There was a sputter and a series of jerks. Then he had weight again as roarings began once more. This was not the ghastly continued impact of the take–off, but still it was weight—considerably greater weight than the normal weight of Earth. Cochrane wiggled the foot that had gone to sleep. Pins and needles lessened their annoyance as sensation returned to it. He was able to move his arms and hands. They felt abnormally heavy, and he experienced an extreme and intolerable weariness. He wanted to go to sleep.

This was the second–stage rocket–phase. The moon–rocket had blasted off at six gravities acceleration until clear of atmosphere and a little more. Acceleration–chairs of remarkably effective design, plus the pre–saturation of one's blood with oxygen, made so high an acceleration safe and not unendurable for the necessary length of time it lasted. Now, at three gravities, one did not feel on the receiving end of a violent thrust, but one did feel utterly worn out and spent. Most people stayed awake through the six–gravity stage and went heavily to sleep under three gravities.

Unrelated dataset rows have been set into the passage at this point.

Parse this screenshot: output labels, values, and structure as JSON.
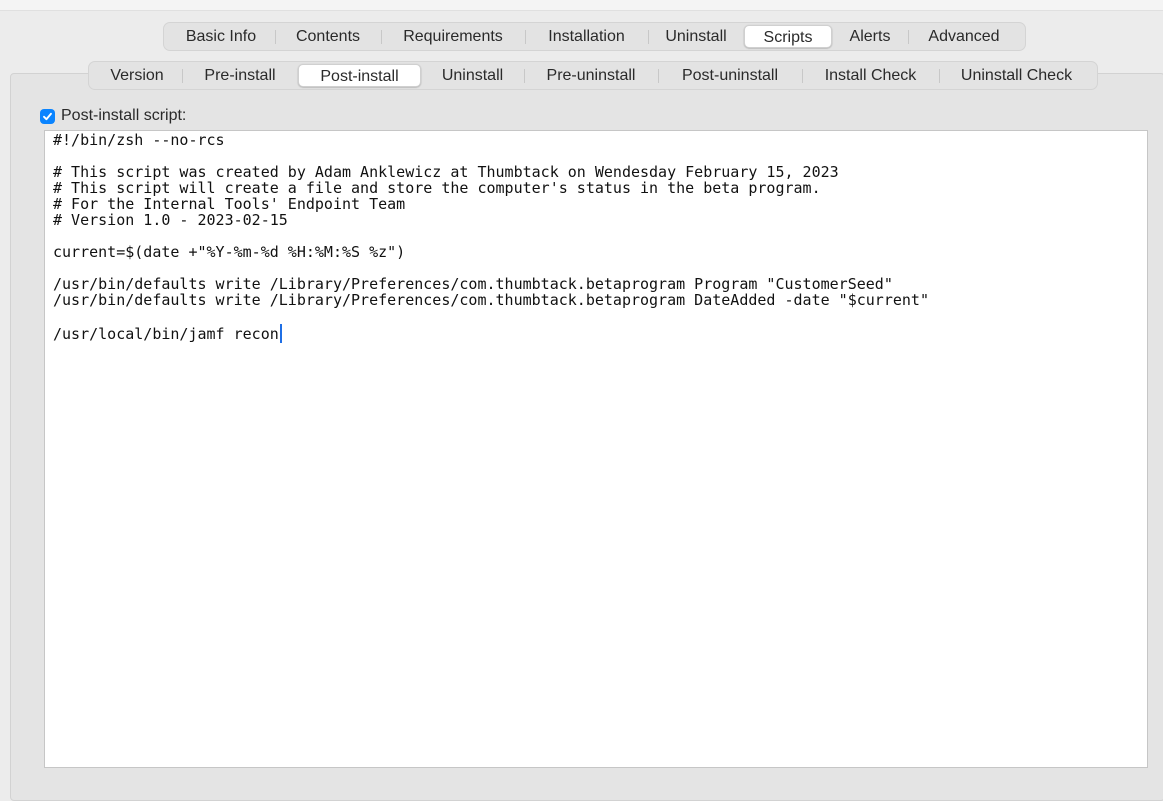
{
  "tabs_top": [
    {
      "label": "Basic Info"
    },
    {
      "label": "Contents"
    },
    {
      "label": "Requirements"
    },
    {
      "label": "Installation"
    },
    {
      "label": "Uninstall"
    },
    {
      "label": "Scripts",
      "active": true
    },
    {
      "label": "Alerts"
    },
    {
      "label": "Advanced"
    }
  ],
  "tabs_sub": [
    {
      "label": "Version"
    },
    {
      "label": "Pre-install"
    },
    {
      "label": "Post-install",
      "active": true
    },
    {
      "label": "Uninstall"
    },
    {
      "label": "Pre-uninstall"
    },
    {
      "label": "Post-uninstall"
    },
    {
      "label": "Install Check"
    },
    {
      "label": "Uninstall Check"
    }
  ],
  "script_checkbox": {
    "label": "Post-install script:",
    "checked": true
  },
  "editor": {
    "lines": [
      "#!/bin/zsh --no-rcs",
      "",
      "# This script was created by Adam Anklewicz at Thumbtack on Wendesday February 15, 2023",
      "# This script will create a file and store the computer's status in the beta program.",
      "# For the Internal Tools' Endpoint Team",
      "# Version 1.0 - 2023-02-15",
      "",
      "current=$(date +\"%Y-%m-%d %H:%M:%S %z\")",
      "",
      "/usr/bin/defaults write /Library/Preferences/com.thumbtack.betaprogram Program \"CustomerSeed\"",
      "/usr/bin/defaults write /Library/Preferences/com.thumbtack.betaprogram DateAdded -date \"$current\"",
      "",
      "/usr/local/bin/jamf recon"
    ]
  },
  "colors": {
    "accent": "#0a84ff",
    "caret": "#1f6fe5",
    "background": "#ececec"
  }
}
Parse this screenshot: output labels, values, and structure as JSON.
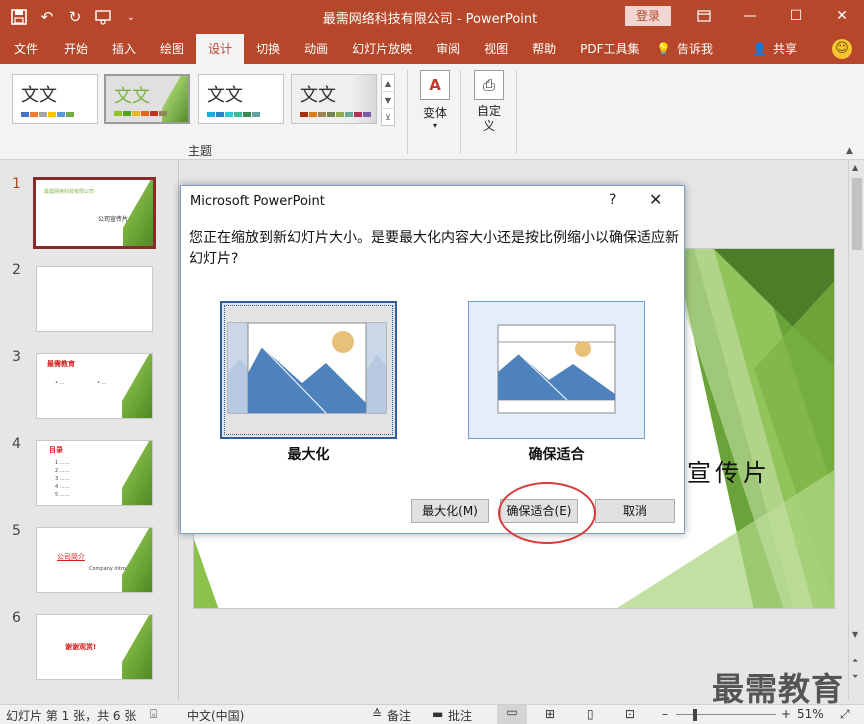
{
  "window": {
    "title": "最需网络科技有限公司  -  PowerPoint",
    "login_label": "登录"
  },
  "ribbon": {
    "tabs": [
      "文件",
      "开始",
      "插入",
      "绘图",
      "设计",
      "切换",
      "动画",
      "幻灯片放映",
      "审阅",
      "视图",
      "帮助",
      "PDF工具集"
    ],
    "active_tab": "设计",
    "tell_me": "告诉我",
    "share": "共享",
    "theme_group_label": "主题",
    "theme_sample_text": "文文",
    "variants_label": "变体",
    "customize_label": "自定义",
    "colors": {
      "bar_red": "#b7472a",
      "accent_green": "#7cb342"
    }
  },
  "thumbnails": {
    "items": [
      {
        "num": "1",
        "title": "最需网络科技有限公司",
        "subtitle": "公司宣传片"
      },
      {
        "num": "2",
        "title": "",
        "subtitle": ""
      },
      {
        "num": "3",
        "title": "最需教育",
        "subtitle": ""
      },
      {
        "num": "4",
        "title": "目录",
        "subtitle": ""
      },
      {
        "num": "5",
        "title": "公司简介",
        "subtitle": "Company introduction"
      },
      {
        "num": "6",
        "title": "谢谢观赏!",
        "subtitle": ""
      }
    ]
  },
  "slide": {
    "visible_text": "宣传片"
  },
  "dialog": {
    "title": "Microsoft PowerPoint",
    "help": "?",
    "message": "您正在缩放到新幻灯片大小。是要最大化内容大小还是按比例缩小以确保适应新幻灯片?",
    "option_maximize": "最大化",
    "option_fit": "确保适合",
    "btn_maximize": "最大化(M)",
    "btn_fit": "确保适合(E)",
    "btn_cancel": "取消"
  },
  "status": {
    "slide_info": "幻灯片 第 1 张，共 6 张",
    "language": "中文(中国)",
    "notes": "备注",
    "comments": "批注",
    "zoom": "51%"
  },
  "watermark": "最需教育"
}
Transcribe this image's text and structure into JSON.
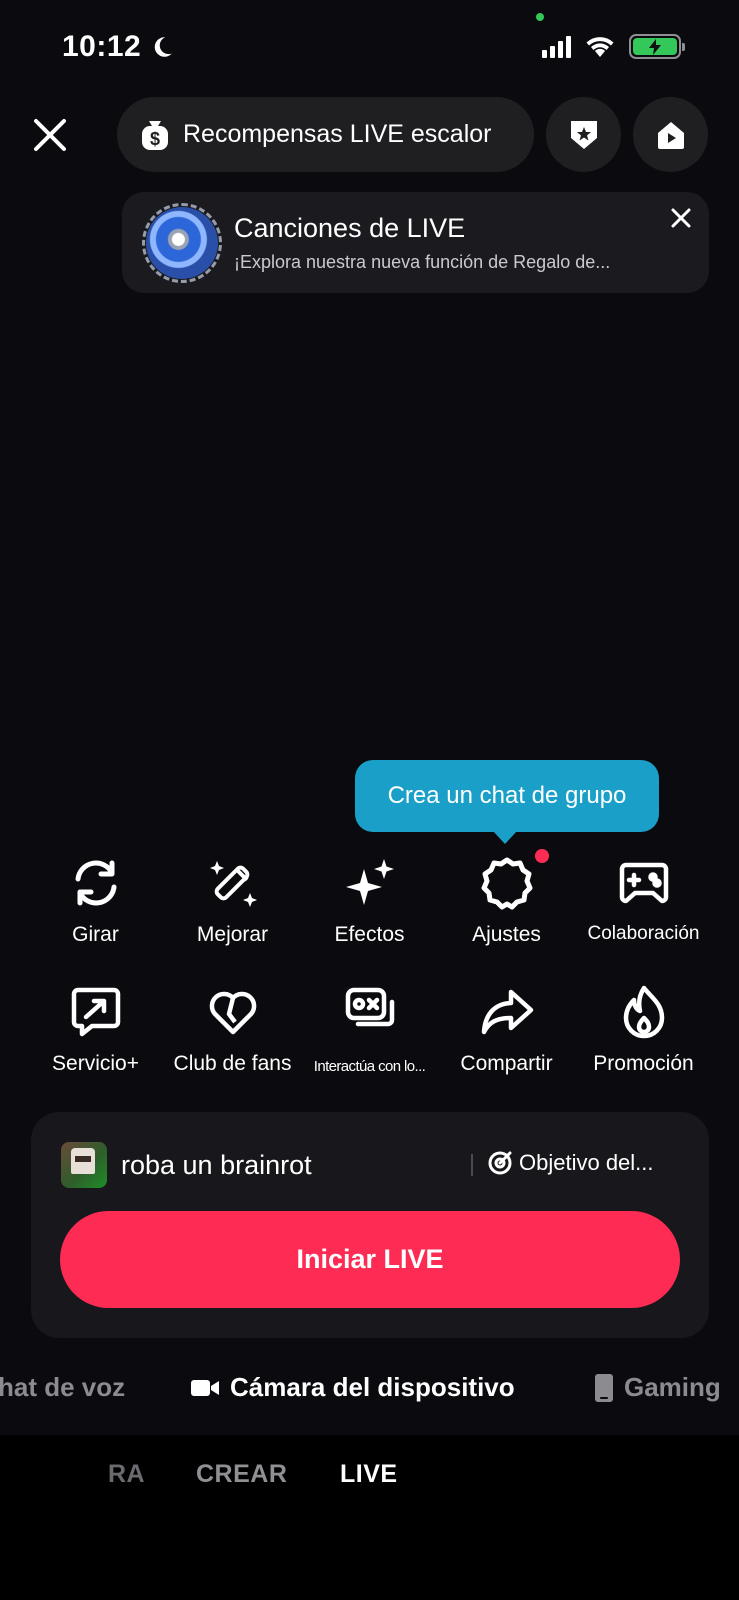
{
  "status_bar": {
    "time": "10:12"
  },
  "top_bar": {
    "rewards_label": "Recompensas LIVE escalor"
  },
  "banner": {
    "title": "Canciones de LIVE",
    "subtitle": "¡Explora nuestra nueva función de Regalo de..."
  },
  "tooltip": {
    "text": "Crea un chat de grupo"
  },
  "tools_row1": [
    {
      "label": "Girar",
      "icon": "rotate-icon"
    },
    {
      "label": "Mejorar",
      "icon": "magic-wand-icon"
    },
    {
      "label": "Efectos",
      "icon": "sparkles-icon"
    },
    {
      "label": "Ajustes",
      "icon": "gear-icon"
    },
    {
      "label": "Colaboración",
      "icon": "gamepad-icon"
    }
  ],
  "tools_row2": [
    {
      "label": "Servicio+",
      "icon": "service-icon"
    },
    {
      "label": "Club de fans",
      "icon": "heart-icon"
    },
    {
      "label": "Interactúa con lo...",
      "icon": "interact-icon"
    },
    {
      "label": "Compartir",
      "icon": "share-icon"
    },
    {
      "label": "Promoción",
      "icon": "flame-icon"
    }
  ],
  "live_card": {
    "title": "roba un brainrot",
    "goal_label": "Objetivo del...",
    "start_button": "Iniciar LIVE"
  },
  "sources": {
    "left": "hat de voz",
    "center": "Cámara del dispositivo",
    "right": "Gaming"
  },
  "modes": {
    "faded": "RA",
    "create": "CREAR",
    "live": "LIVE"
  },
  "colors": {
    "accent": "#fe2c55",
    "tooltip": "#1aa0c8",
    "background": "#0b0a0e"
  }
}
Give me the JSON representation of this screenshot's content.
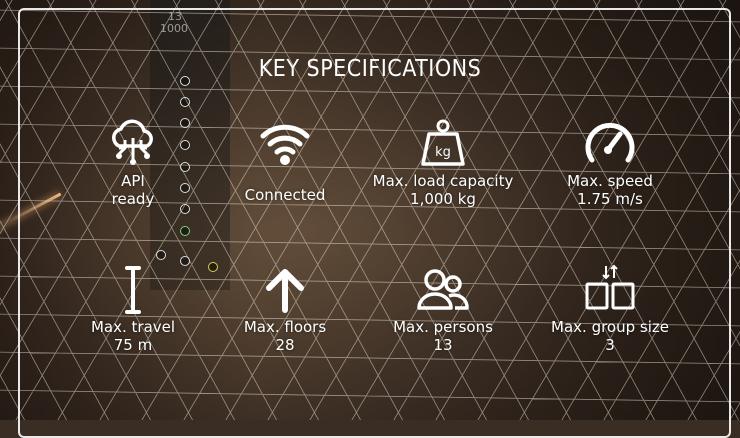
{
  "title": "KEY SPECIFICATIONS",
  "specs": [
    {
      "icon": "cloud-network-icon",
      "label": "API",
      "value": "ready"
    },
    {
      "icon": "wifi-icon",
      "label": "Connected",
      "value": ""
    },
    {
      "icon": "weight-kg-icon",
      "label": "Max. load capacity",
      "value": "1,000 kg"
    },
    {
      "icon": "speedometer-icon",
      "label": "Max. speed",
      "value": "1.75 m/s"
    },
    {
      "icon": "travel-height-icon",
      "label": "Max. travel",
      "value": "75 m"
    },
    {
      "icon": "arrow-up-icon",
      "label": "Max. floors",
      "value": "28"
    },
    {
      "icon": "persons-icon",
      "label": "Max. persons",
      "value": "13"
    },
    {
      "icon": "group-size-icon",
      "label": "Max. group size",
      "value": "3"
    }
  ],
  "background": {
    "panel_text": "1000",
    "panel_sub": "13"
  },
  "colors": {
    "text": "#ffffff",
    "border": "#ffffff"
  }
}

Cochrane fought the sensation of fatigue. He had not liked himself for accepting the orders that had brought him here. They had been issued in bland confidence that he had no personal affairs which could not be abandoned to obey cryptic orders from the secretary of a boss he had actually never seen. He felt a sort of self–contempt which it would have been restful to forget in three–gravity sleep. But he grimaced and held himself awake to contemplate the unpretty spectacle of himself and his actions.

The red light said: "Second stage ends ten seconds."

And in ten seconds the rockets hiccoughed once more and were silent, and there was that sickening feeling of free fall, but he grimly made himself think of it as soaring upward instead of dropping—which was the fact, too—and waited until the third–stage rockets boomed suddenly and went on and on and on.